Marc Davis: Style & Compromise on Sleeping Beauty

Posted on Mon, 08/04/2014 - 08:00

Marc Davis was a renaissance artist, capable of all manner of style and character in his art. He proved one of the greatest animators who ever lived, but always approached his craft as an artist first. As Disney animator Iwao Takamoto would say, “[Marc] leaned far into the fine arts approach to making a drawing statement…he was not an animator at heart.” His skill as a draughtsman often landed him the toughest of assignments. Such was the case on Sleeping Beauty (1959).

The film, whose style would be spearheaded by fine artist Eyvind Earle, would create great challenges for animators. The immensely detailed backgrounds and widescreen format proved just as visible within the frame as the normally highlighted animation. Where other animators struggled to adapt, Davis embraced the style of Earle.

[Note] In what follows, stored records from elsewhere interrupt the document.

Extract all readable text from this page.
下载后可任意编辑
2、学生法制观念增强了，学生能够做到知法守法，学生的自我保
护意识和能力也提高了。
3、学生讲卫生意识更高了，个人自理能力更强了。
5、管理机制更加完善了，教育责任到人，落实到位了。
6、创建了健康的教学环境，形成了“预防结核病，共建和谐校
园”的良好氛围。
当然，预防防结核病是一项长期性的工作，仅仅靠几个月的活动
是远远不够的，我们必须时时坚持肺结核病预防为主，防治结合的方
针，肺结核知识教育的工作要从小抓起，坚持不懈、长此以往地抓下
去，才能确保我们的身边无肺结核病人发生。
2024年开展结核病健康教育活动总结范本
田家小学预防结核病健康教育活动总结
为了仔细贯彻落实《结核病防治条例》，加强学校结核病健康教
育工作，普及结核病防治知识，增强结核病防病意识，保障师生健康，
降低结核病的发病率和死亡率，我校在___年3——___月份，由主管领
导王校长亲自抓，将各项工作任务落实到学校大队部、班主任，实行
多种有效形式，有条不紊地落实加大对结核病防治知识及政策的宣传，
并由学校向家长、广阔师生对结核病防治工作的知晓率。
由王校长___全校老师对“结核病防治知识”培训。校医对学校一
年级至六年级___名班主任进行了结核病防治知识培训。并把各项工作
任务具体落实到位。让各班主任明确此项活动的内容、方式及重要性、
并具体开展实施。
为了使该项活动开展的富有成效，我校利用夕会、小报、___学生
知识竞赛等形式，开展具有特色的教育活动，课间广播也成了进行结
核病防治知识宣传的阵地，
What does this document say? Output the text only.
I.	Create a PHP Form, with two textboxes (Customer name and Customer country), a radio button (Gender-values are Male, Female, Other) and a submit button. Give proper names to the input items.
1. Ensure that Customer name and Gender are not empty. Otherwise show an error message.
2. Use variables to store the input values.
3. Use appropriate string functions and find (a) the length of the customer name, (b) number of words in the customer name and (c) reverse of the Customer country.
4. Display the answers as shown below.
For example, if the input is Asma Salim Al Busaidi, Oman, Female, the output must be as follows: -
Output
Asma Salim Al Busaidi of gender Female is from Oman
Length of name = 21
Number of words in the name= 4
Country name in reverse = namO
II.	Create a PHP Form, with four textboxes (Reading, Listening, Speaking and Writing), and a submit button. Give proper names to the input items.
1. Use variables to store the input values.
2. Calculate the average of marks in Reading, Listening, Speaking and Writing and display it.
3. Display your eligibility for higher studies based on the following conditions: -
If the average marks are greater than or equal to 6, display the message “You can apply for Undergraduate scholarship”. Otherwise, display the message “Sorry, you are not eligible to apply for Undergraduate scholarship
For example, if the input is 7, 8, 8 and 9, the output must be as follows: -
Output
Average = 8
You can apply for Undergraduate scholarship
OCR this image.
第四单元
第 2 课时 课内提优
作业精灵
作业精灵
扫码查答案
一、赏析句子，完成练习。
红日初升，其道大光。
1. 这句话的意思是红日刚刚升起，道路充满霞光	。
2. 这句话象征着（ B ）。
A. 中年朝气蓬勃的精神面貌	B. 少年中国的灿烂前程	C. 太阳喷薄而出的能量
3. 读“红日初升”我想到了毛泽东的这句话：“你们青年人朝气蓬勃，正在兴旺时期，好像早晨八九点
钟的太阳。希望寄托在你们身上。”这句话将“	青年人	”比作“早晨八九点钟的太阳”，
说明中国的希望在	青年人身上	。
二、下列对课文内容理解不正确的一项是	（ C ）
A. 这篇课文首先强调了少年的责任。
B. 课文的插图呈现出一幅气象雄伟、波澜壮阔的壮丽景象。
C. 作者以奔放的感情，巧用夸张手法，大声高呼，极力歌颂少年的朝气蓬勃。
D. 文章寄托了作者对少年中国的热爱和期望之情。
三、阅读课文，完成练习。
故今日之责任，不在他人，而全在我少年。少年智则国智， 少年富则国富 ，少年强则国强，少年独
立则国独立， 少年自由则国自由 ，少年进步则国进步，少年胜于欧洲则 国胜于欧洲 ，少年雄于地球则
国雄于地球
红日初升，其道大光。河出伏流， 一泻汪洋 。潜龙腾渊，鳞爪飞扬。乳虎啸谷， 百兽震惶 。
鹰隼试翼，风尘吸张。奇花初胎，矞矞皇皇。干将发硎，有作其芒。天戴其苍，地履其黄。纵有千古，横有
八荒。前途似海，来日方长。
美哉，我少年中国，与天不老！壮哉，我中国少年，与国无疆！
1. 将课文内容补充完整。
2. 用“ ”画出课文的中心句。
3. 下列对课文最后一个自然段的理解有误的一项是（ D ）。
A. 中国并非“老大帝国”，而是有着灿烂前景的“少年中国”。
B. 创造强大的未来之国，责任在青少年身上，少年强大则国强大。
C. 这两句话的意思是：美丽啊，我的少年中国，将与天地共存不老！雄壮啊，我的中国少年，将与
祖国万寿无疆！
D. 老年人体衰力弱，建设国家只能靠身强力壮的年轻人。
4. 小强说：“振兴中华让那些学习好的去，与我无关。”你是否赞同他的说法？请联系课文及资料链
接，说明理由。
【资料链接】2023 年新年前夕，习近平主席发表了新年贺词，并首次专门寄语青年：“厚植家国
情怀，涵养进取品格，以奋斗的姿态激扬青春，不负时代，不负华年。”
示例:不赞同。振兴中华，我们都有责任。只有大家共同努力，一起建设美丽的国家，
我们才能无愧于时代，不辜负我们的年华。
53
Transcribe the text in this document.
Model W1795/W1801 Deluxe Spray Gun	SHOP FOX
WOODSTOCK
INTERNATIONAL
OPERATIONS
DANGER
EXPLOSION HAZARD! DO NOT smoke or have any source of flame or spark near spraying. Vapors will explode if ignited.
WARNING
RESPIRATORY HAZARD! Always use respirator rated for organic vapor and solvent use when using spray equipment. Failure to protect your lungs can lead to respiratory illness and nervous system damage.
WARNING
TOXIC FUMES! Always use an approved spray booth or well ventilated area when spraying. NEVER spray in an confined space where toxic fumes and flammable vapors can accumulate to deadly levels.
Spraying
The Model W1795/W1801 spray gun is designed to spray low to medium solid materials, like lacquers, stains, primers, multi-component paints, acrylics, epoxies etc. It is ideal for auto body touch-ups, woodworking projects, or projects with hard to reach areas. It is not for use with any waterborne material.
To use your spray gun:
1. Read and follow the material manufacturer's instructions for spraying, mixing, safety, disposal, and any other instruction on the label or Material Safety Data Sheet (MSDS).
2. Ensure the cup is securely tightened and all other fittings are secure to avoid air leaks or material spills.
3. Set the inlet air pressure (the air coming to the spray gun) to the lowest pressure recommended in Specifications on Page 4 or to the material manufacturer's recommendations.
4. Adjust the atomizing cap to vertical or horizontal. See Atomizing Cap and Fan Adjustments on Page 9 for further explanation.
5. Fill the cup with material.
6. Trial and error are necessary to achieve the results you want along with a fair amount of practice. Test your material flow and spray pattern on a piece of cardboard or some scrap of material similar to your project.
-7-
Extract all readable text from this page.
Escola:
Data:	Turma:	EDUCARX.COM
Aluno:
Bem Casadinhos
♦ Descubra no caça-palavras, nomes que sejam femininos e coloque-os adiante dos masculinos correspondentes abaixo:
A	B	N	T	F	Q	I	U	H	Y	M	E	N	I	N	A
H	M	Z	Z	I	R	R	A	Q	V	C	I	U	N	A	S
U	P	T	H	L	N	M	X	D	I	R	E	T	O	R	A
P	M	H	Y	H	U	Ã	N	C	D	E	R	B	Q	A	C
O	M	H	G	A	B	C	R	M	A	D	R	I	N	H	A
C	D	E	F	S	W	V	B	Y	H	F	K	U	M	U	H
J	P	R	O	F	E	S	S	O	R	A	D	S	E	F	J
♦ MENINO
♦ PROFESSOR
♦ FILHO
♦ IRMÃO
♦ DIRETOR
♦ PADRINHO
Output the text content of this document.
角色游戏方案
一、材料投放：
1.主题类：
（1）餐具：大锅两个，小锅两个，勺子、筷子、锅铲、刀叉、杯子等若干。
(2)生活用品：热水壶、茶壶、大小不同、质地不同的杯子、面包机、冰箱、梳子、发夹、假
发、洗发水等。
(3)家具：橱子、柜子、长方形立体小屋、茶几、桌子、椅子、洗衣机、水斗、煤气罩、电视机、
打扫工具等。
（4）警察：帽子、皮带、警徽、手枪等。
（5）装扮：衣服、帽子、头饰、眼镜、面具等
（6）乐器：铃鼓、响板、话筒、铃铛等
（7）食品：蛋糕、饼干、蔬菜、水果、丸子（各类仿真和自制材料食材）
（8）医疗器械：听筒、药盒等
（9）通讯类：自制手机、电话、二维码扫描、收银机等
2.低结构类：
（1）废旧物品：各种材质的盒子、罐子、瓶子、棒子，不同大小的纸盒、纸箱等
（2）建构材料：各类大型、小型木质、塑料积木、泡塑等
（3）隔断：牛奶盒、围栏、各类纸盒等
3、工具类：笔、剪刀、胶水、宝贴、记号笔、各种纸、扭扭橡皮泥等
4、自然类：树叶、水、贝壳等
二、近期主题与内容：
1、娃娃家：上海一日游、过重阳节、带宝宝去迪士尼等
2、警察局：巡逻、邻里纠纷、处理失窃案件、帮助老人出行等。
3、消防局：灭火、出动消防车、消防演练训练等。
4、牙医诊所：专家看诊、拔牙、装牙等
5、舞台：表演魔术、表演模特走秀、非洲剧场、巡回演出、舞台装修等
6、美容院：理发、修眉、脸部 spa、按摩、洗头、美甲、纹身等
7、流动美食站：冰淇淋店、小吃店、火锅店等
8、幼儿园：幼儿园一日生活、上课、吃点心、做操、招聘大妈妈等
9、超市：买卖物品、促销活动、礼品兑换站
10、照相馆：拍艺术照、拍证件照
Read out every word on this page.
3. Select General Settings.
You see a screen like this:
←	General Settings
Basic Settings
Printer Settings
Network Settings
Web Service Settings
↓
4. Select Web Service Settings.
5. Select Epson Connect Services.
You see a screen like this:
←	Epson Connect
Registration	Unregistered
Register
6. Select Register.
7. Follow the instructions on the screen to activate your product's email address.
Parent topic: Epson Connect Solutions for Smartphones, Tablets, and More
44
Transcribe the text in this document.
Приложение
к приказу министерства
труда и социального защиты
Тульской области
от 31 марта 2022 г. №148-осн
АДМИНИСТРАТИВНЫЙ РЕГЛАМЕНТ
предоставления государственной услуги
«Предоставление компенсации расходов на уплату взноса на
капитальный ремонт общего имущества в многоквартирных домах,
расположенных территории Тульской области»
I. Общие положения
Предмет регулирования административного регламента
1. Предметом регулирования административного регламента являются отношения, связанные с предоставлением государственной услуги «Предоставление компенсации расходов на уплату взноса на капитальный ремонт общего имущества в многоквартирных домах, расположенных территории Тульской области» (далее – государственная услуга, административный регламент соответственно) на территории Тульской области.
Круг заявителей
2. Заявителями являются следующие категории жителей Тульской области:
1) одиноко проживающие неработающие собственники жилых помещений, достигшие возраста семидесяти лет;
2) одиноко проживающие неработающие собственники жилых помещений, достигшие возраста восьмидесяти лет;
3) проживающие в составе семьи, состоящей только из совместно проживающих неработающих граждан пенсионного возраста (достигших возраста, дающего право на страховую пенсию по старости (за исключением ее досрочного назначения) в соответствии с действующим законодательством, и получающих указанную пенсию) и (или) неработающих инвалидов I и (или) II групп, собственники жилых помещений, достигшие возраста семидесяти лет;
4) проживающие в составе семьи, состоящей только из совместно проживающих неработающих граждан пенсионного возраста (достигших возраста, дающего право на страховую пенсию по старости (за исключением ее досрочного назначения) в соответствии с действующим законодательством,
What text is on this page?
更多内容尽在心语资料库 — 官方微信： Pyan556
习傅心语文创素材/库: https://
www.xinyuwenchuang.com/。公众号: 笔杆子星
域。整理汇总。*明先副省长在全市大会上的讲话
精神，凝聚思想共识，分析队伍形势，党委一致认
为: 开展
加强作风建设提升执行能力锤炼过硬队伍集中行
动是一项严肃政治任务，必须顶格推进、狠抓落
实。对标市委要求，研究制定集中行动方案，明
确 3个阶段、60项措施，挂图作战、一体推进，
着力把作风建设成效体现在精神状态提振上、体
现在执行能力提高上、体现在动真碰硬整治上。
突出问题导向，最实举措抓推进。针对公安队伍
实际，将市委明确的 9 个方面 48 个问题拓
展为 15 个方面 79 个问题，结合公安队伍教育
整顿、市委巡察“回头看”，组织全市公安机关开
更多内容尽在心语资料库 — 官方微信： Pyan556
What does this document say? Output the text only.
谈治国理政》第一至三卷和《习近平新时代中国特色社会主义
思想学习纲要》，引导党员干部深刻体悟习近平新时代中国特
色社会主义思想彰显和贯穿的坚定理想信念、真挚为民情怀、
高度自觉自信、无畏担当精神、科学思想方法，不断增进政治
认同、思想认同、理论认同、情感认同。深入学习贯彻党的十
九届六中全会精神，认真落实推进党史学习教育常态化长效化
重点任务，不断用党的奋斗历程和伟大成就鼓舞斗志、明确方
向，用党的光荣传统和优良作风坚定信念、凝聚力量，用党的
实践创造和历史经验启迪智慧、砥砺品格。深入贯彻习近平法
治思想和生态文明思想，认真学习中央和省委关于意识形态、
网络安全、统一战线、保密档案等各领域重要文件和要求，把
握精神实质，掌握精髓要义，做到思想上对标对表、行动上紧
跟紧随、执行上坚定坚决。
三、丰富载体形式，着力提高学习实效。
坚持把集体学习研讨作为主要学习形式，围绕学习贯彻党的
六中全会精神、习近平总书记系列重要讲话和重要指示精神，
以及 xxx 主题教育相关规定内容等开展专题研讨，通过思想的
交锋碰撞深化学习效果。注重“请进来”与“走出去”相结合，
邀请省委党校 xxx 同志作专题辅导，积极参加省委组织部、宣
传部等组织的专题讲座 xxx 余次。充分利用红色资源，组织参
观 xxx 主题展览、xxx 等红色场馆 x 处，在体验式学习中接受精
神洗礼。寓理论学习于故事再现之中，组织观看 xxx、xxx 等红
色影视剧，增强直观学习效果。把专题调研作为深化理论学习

Ever the studious draughtsman and well rounded artist, Davis had come to be assigned human characters, particularly females. “When they say, ‘This was the man who did the Disney girls,’ it really was, ‘this was the man who was given the Disney girls to do,’” Davis would say. Indeed he might have preferred the more elaborate of characters, but his ability determined his assignments.

The title character of Sleeping Beauty came into a long line of Disney heroines. In an already highly stylized picture, Davis, along with character designer Tom Oreb, crafted a leading lady of elegance. Aurora, and her alias Briar Rose, was more refined than previous heroines, both in character and design. She was dignified, her shape angular and precise in fusion with Earle’s vertically and horizontally inclined backgrounds. Her golden hair was touched with art nouveau or art deco style curls, an impressionistic flair, but highly realized. Aurora was self-confident, more of repose than the usual naiveté of Disney heroines.

Iwao Takamoto, quality control animator on Aurora, remembers, “…it was such a laborious job to do that breakdown and inbetweening, because the drawings were so refined.” Admire the sharpness of line in a drawing of the heroine, as exact and defined as any in animation, an attention to detail rarely given. The designs of Earle, and the supervision of Davis, demanded such. In-between animators were lucky to finish a mere six or seven drawings per day.

An animation instructor at Chouinard Art Institute, Davis recruited one of its students—fashion designer Alice Estes—to develop a costume for actress Helene Stanley, the live-action model for Aurora. Alice would remember, “Marc drew the skirt he imagined, and movements that can work, and I realized the costume. He was very happy with the result. That was my first work for Disney.” Alice Estes would soon become Alice Davis, marrying the master animator in 1956, and have her own successful career at Disney.

Where Aurora’s refinement is enchanting, that of the equally alluring Maleficent is exciting in a manipulative manner. The villainess carries perhaps the greatest presence of any Disney antagonist, a testament to the design, and subsequently to the superb talents of voice actress Eleanor Audley. Maleficent’s silhouette is iconic, instantly recognizable. She is highly stylized and angular, matching Earle’s backgrounds well. The triangular descent of her lower gown nicely contrasts the bat wing style ascension of her collar. Davis would comment, “I sat down and went through a lot of material I had, including a book of Czechoslovakian religious paintings. There was this figure with the red and black drapery in the back that looked like flames that I thought would be great to use. I took the idea of the collar partly from a bat, and the horns looked like a devil.” Davis was also instrumental in the development of the Raven, which provided Maleficent a crucial character with which to react to and work with in scenes.

A strong example of artistic compromise on Sleeping Beauty comes in the case of the villainess. Davis’ original designs featured red trim to her flaming gown. Eyvind Earle, with final dictation in character design, requested a change to lavender. Rather than grudgingly dispute Earle as other animators did, Davis immediately agreed. Purple was more subtle, subdued to match the noble reserve of Maleficent’s presence. Red was too blunt in its visual cue, too direct of a read for the audience. Maleficent was a study in subtlety at her best.

“The old fashioned Disney characters did not look good over my backgrounds,” Earle would say. Davis and Earle’s designs were made in the height of mid-century Modernism. A fine artistic expression in a decade dominated by new design barriers being broken down in animation. The world of Sleeping Beauty, though steeped in historical influence, was very new. With Davis’ animation, the characters did not stand out from the backgrounds as had been tradition, they stood with the backgrounds. It was an artistic cooperation not seen as yet in Disney animation on such a scale.

In the television program, "Four Artists Paint One Tree," which was produced in conjunction with the release of Sleeping Beauty, Davis, the only animator featured among the four painters, states clearly, “One of my duties as Supervising Animator was to determine how the Princess was to be drawn. This involved combining the best features and suggestions of the many artists who worked on this character. Now making an animated film is a cooperative effort. Each artist must be prepared to modify his own pet ideas in order to achieve the best possible solution to the problem…but in the end the result is better than anyone could have achieved alone.”